LAST UPDATED:
18 June 2010

Prosonus - Grand Piano Page 1/3
Produced by

Prosonus/Big Fish Audio

No.Volumes 12
Data 560 Mb
CD-Rom  
Released 1998


Prosonus (exclusively distributed by Big Fish Audio) are noted for their production of extremely high quality sampling CD's of classical instruments. Grand Piano is the latest addition to their range and is available as a CD-Rom in Roland (the version reviewed), Akai, Emu & Kurzweil formats. Very simply Grand Piano offers 12 different examples of Steinway grand piano's, with volumes of 16Mb (3 variations), 32Mb (4), 64Mb (4) and 128Mb (1).

Prosonus offerings are aimed at the pro level market, or at least very serious amateur or semipro, and are priced accordingly a notch above the standard price of a sample CD-Rom, though still some way behind the most expensive classical sample CD products. By not pricing their products prohibitively they do allow their products to be accessible to a wider audience, but by now means are these products for the casual user.

This collection has been produced by Mark Birmingham and Rob Cairns.
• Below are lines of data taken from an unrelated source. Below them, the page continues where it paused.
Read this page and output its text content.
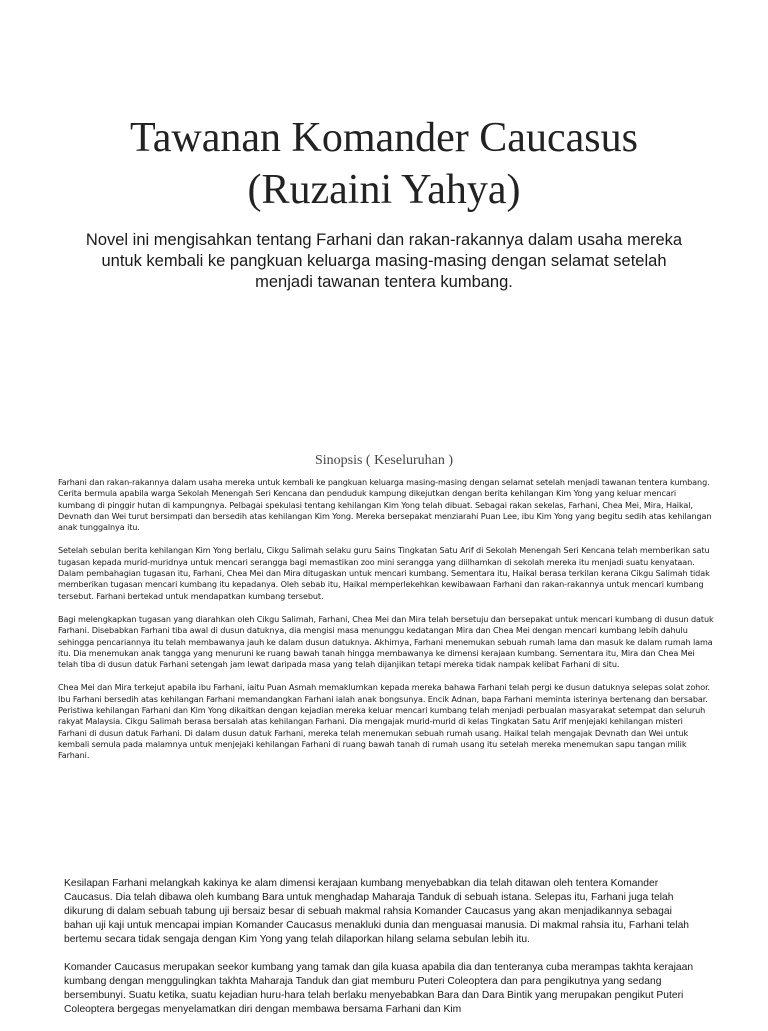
Tawanan Komander Caucasus (Ruzaini Yahya)

Novel ini mengisahkan tentang Farhani dan rakan-rakannya dalam usaha mereka untuk kembali ke pangkuan keluarga masing-masing dengan selamat setelah menjadi tawanan tentera kumbang.

Sinopsis ( Keseluruhan )

Farhani dan rakan-rakannya dalam usaha mereka untuk kembali ke pangkuan keluarga masing-masing dengan selamat setelah menjadi tawanan tentera kumbang. Cerita bermula apabila warga Sekolah Menengah Seri Kencana dan penduduk kampung dikejutkan dengan berita kehilangan Kim Yong yang keluar mencari kumbang di pinggir hutan di kampungnya. Pelbagai spekulasi tentang kehilangan Kim Yong telah dibuat. Sebagai rakan sekelas, Farhani, Chea Mei, Mira, Haikal, Devnath dan Wei turut bersimpati dan bersedih atas kehilangan Kim Yong. Mereka bersepakat menziarahi Puan Lee, ibu Kim Yong yang begitu sedih atas kehilangan anak tunggalnya itu.

Setelah sebulan berita kehilangan Kim Yong berlalu, Cikgu Salimah selaku guru Sains Tingkatan Satu Arif di Sekolah Menengah Seri Kencana telah memberikan satu tugasan kepada murid-muridnya untuk mencari serangga bagi memastikan zoo mini serangga yang diilhamkan di sekolah mereka itu menjadi suatu kenyataan. Dalam pembahagian tugasan itu, Farhani, Chea Mei dan Mira ditugaskan untuk mencari kumbang. Sementara itu, Haikal berasa terkilan kerana Cikgu Salimah tidak memberikan tugasan mencari kumbang itu kepadanya. Oleh sebab itu, Haikal memperlekehkan kewibawaan Farhani dan rakan-rakannya untuk mencari kumbang tersebut. Farhani bertekad untuk mendapatkan kumbang tersebut.

Bagi melengkapkan tugasan yang diarahkan oleh Cikgu Salimah, Farhani, Chea Mei dan Mira telah bersetuju dan bersepakat untuk mencari kumbang di dusun datuk Farhani. Disebabkan Farhani tiba awal di dusun datuknya, dia mengisi masa menunggu kedatangan Mira dan Chea Mei dengan mencari kumbang lebih dahulu sehingga pencariannya itu telah membawanya jauh ke dalam dusun datuknya. Akhirnya, Farhani menemukan sebuah rumah lama dan masuk ke dalam rumah lama itu. Dia menemukan anak tangga yang menuruni ke ruang bawah tanah hingga membawanya ke dimensi kerajaan kumbang. Sementara itu, Mira dan Chea Mei telah tiba di dusun datuk Farhani setengah jam lewat daripada masa yang telah dijanjikan tetapi mereka tidak nampak kelibat Farhani di situ.

Chea Mei dan Mira terkejut apabila ibu Farhani, iaitu Puan Asmah memaklumkan kepada mereka bahawa Farhani telah pergi ke dusun datuknya selepas solat zohor. Ibu Farhani bersedih atas kehilangan Farhani memandangkan Farhani ialah anak bongsunya. Encik Adnan, bapa Farhani meminta isterinya bertenang dan bersabar. Peristiwa kehilangan Farhani dan Kim Yong dikaitkan dengan kejadian mereka keluar mencari kumbang telah menjadi perbualan masyarakat setempat dan seluruh rakyat Malaysia. Cikgu Salimah berasa bersalah atas kehilangan Farhani. Dia mengajak murid-murid di kelas Tingkatan Satu Arif menjejaki kehilangan misteri Farhani di dusun datuk Farhani. Di dalam dusun datuk Farhani, mereka telah menemukan sebuah rumah usang. Haikal telah mengajak Devnath dan Wei untuk kembali semula pada malamnya untuk menjejaki kehilangan Farhani di ruang bawah tanah di rumah usang itu setelah mereka menemukan sapu tangan milik Farhani.

Kesilapan Farhani melangkah kakinya ke alam dimensi kerajaan kumbang menyebabkan dia telah ditawan oleh tentera Komander Caucasus. Dia telah dibawa oleh kumbang Bara untuk menghadap Maharaja Tanduk di sebuah istana. Selepas itu, Farhani juga telah dikurung di dalam sebuah tabung uji bersaiz besar di sebuah makmal rahsia Komander Caucasus yang akan menjadikannya sebagai bahan uji kaji untuk mencapai impian Komander Caucasus menakluki dunia dan menguasai manusia. Di makmal rahsia itu, Farhani telah bertemu secara tidak sengaja dengan Kim Yong yang telah dilaporkan hilang selama sebulan lebih itu.

Komander Caucasus merupakan seekor kumbang yang tamak dan gila kuasa apabila dia dan tenteranya cuba merampas takhta kerajaan kumbang dengan menggulingkan takhta Maharaja Tanduk dan giat memburu Puteri Coleoptera dan para pengikutnya yang sedang bersembunyi. Suatu ketika, suatu kejadian huru-hara telah berlaku menyebabkan Bara dan Dara Bintik yang merupakan pengikut Puteri Coleoptera bergegas menyelamatkan diri dengan membawa bersama Farhani dan Kim
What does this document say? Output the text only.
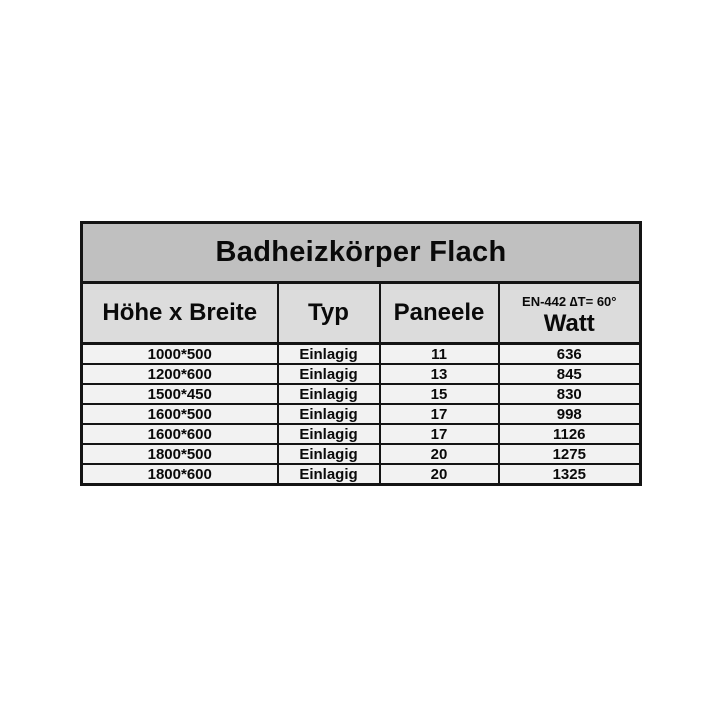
Badheizkörper Flach			
Höhe x Breite	Typ	Paneele	EN-442 ∆T= 60°
Watt

1000*500	Einlagig	11	636
1200*600	Einlagig	13	845
1500*450	Einlagig	15	830
1600*500	Einlagig	17	998
1600*600	Einlagig	17	1126
1800*500	Einlagig	20	1275
1800*600	Einlagig	20	1325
As one would expect from a classical offering the CD is free of the normal hype and claims that often accompanies a sample CD.

The inlay card is as functional as it needs to be, there is a description of the organisation of the samples and a key to the abbreviations used, if the samples are velocity switched, if the samples are fortissimo or mezzo forte, and which of the three variations of Steinway piano the volumes contains, (which are simply designated as 1a, 1b and 1c).

Also in the notes are details of the kind of hardware that you are going to need to use the samples within the collection. Herein lies the only real difficulty with the CD, the hardware that your going to need in order to be able to make the most of it. Whilst 16Mb and 32Mb sample memories are in the realm of many samplers, not many people have access to hardware that is able to run a 64Mb volume or especially the crowning glory volume, the 128Mb. For many of the samplers in current use there is a physical limit of 32Mb, thus necessitating the chaining together of units to actually use this collection to its full potential.

With the arrival of the latest generation of samplers, for example the Akai 5000 & 6000 that have memory capacities once only dreamt of, this sort of collection will probably become more common place.